Breton is one of the architects of Europe’s Digital Services Act (DSA), which
affixes a bayonet to the EU’s online content moderation efforts. In December,
the EU fined Twitter/X $141 million for violating its social media regulations.
Imran Ahmed leads efforts to pressure social media platforms and online
organizations to censor users more aggressively or remove them entirely,
including a campaign to get Google to ban The Federalist from its
advertising platform. Before Elon Musk acquired Twitter, Ahmed held secret
meetings with its London staff to discuss broader efforts to deplatform
specific individuals. Internal documents from the Center for Countering Digital
Hate also show that Ahmed listed “kill Musk’s Twitter” as a top goal — not reform it, not
limit it, not censor it, but “kill” it. Clare Melford likewise makes it her
business to blacklist U.S. websites that don’t strictly comply with EU
regulations. The GDI created a “dynamic exclusion list,” which it shares with
ad companies, labeling news sites as “high-risk” for “disinformation.” Melford
claimed in an interview that the GDI’s defunding list has had a “significant impact” on ad revenue for targeted sites,
effectively starving them financially. Her top ten “riskiest” outlets are
nearly all right-leaning, including the New York Post, the Daily Wire,
and The Federalist. Reason magazine and RealClearPolitics are
also in the top ten. Laughably enough, among the sites marked as having “the
lowest level of disinformation risk” are NPR, ProPublica, and HuffPost.

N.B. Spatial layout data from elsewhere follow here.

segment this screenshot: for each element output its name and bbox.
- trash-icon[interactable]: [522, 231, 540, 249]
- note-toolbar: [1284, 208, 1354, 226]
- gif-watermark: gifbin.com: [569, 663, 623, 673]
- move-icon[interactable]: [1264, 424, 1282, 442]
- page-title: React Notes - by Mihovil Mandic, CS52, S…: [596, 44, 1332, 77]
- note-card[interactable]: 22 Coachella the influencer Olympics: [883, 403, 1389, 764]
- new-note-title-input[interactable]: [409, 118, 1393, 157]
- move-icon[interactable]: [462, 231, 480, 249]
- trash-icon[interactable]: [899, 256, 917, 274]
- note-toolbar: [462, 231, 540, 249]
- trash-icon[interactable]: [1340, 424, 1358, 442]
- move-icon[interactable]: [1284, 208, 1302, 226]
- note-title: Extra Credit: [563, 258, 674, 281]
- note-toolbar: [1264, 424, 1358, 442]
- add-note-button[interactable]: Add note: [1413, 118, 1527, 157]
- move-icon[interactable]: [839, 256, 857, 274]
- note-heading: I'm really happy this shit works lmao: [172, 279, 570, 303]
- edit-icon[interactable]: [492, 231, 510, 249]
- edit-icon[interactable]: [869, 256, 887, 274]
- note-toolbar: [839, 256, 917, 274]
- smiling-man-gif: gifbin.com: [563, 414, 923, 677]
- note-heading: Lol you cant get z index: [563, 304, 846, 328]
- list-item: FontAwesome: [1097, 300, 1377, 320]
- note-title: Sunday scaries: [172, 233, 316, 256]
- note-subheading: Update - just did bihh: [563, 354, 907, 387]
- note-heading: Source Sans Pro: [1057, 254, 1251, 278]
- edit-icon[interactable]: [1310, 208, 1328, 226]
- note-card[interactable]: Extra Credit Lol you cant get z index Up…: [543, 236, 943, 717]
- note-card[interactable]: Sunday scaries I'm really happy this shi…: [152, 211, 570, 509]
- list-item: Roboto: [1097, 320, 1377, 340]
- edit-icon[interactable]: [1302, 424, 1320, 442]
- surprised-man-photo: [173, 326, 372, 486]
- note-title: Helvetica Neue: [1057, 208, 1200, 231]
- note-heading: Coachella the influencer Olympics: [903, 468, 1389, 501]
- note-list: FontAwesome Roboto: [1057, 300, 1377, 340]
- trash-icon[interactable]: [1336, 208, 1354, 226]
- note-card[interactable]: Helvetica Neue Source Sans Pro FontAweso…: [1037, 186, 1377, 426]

Meanwhile, Josephine Ballon and Anna-Lena von Hodenberg
are with HateAid, a Germany-based organization designated as one of the DSA’s
“trusted flaggers,” responsible for reporting and monitoring speech that EU
authorities deem undesirable.
These are people who believe it’s the government’s duty
to police speech, by force if necessary. In other words, no friends of the
American way.
Yet, by Baker’s account, the Trump administration has
chosen to move against veritable Mother Teresas, all while turning a blind eye
to Iran, Russia, and China. It would be one thing if Baker were mistaken about
just this one issue, but this sort of statement is part of a pattern, with his
preferred political party almost always the beneficiary.

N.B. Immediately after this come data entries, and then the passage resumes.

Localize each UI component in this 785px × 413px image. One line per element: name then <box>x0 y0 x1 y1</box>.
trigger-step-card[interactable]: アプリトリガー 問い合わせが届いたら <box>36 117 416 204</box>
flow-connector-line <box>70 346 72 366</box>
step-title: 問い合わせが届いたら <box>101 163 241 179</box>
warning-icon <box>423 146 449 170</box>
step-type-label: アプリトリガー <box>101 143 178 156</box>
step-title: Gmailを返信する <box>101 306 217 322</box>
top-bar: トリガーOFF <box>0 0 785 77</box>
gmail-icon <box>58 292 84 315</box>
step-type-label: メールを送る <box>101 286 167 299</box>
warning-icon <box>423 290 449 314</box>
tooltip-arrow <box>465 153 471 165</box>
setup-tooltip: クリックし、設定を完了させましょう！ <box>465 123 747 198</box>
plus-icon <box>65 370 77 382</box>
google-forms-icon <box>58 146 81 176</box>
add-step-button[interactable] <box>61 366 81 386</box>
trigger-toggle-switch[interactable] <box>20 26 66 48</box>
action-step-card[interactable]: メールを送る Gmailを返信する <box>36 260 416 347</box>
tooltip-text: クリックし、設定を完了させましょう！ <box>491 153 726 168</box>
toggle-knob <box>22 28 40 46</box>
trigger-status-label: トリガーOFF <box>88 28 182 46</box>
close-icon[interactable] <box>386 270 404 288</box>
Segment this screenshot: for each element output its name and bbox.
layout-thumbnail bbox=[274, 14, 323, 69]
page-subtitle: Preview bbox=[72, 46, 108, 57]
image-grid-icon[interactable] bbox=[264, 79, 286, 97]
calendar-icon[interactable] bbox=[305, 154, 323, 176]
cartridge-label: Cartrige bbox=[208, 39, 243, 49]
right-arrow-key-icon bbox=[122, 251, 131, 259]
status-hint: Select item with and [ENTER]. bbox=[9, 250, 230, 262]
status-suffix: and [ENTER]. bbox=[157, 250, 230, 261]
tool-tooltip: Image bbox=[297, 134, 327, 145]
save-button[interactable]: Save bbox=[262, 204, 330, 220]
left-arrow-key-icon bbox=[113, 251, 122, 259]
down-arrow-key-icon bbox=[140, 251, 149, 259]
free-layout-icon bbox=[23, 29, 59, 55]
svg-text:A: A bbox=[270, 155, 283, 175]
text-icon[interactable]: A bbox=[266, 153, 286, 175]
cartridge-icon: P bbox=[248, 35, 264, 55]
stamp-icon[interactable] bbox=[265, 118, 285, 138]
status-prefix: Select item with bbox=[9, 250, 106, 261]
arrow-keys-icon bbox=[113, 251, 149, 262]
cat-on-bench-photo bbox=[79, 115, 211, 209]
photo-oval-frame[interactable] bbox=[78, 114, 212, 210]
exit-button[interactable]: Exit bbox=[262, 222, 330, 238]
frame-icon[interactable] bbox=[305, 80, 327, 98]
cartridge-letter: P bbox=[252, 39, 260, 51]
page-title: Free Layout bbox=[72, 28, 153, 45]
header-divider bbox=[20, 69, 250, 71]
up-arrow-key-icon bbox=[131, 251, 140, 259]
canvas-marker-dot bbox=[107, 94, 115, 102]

There’s the time Baker compared the Trump White House
handpicking its traveling press pool to Vladimir Putin expelling Kremlin pool reporter Yelena Tregubova (who, in
2004, may have also been targeted in a bomb explosion outside her apartment).
Or the incident in 2020 when Baker reported, then quietly deleted, the insane
claim that President Trump was editing videos from a private location, using
green screen technology to make it appear as if he was on the South Lawn of the White
House. Or the moment when Baker, eager to criticize the Trump
administration for deploying National Guard troops to the nation’s capital,
cited false information to claim that the deployment had hurt local businesses.
“With troops sent by Trump into the streets of
Washington, reservations to restaurants for this year’s Restaurant Week are 24%
lower than those during Restaurant Week 2024,” he tweeted on August 26, linking
to a since-corrected Times story whose authors later realized that they
looked at year-over-year data that incorrectly compared Restaurant Week in 2024
to not Restaurant Week in 2025.
Baker still hasn’t bothered to delete or add a correction
to his online claim.
Or my personal favorite, from 2024: “Biden Promised Calm After Trump Chaos, but the World Has Not
Cooperated.”
How Baker secured a top position at the New York Times
remains one of journalism’s great unsolved mysteries. The most likely
explanation is that his grossly misinformed and transparently partisan
reporting simply aligns with the Times’s values.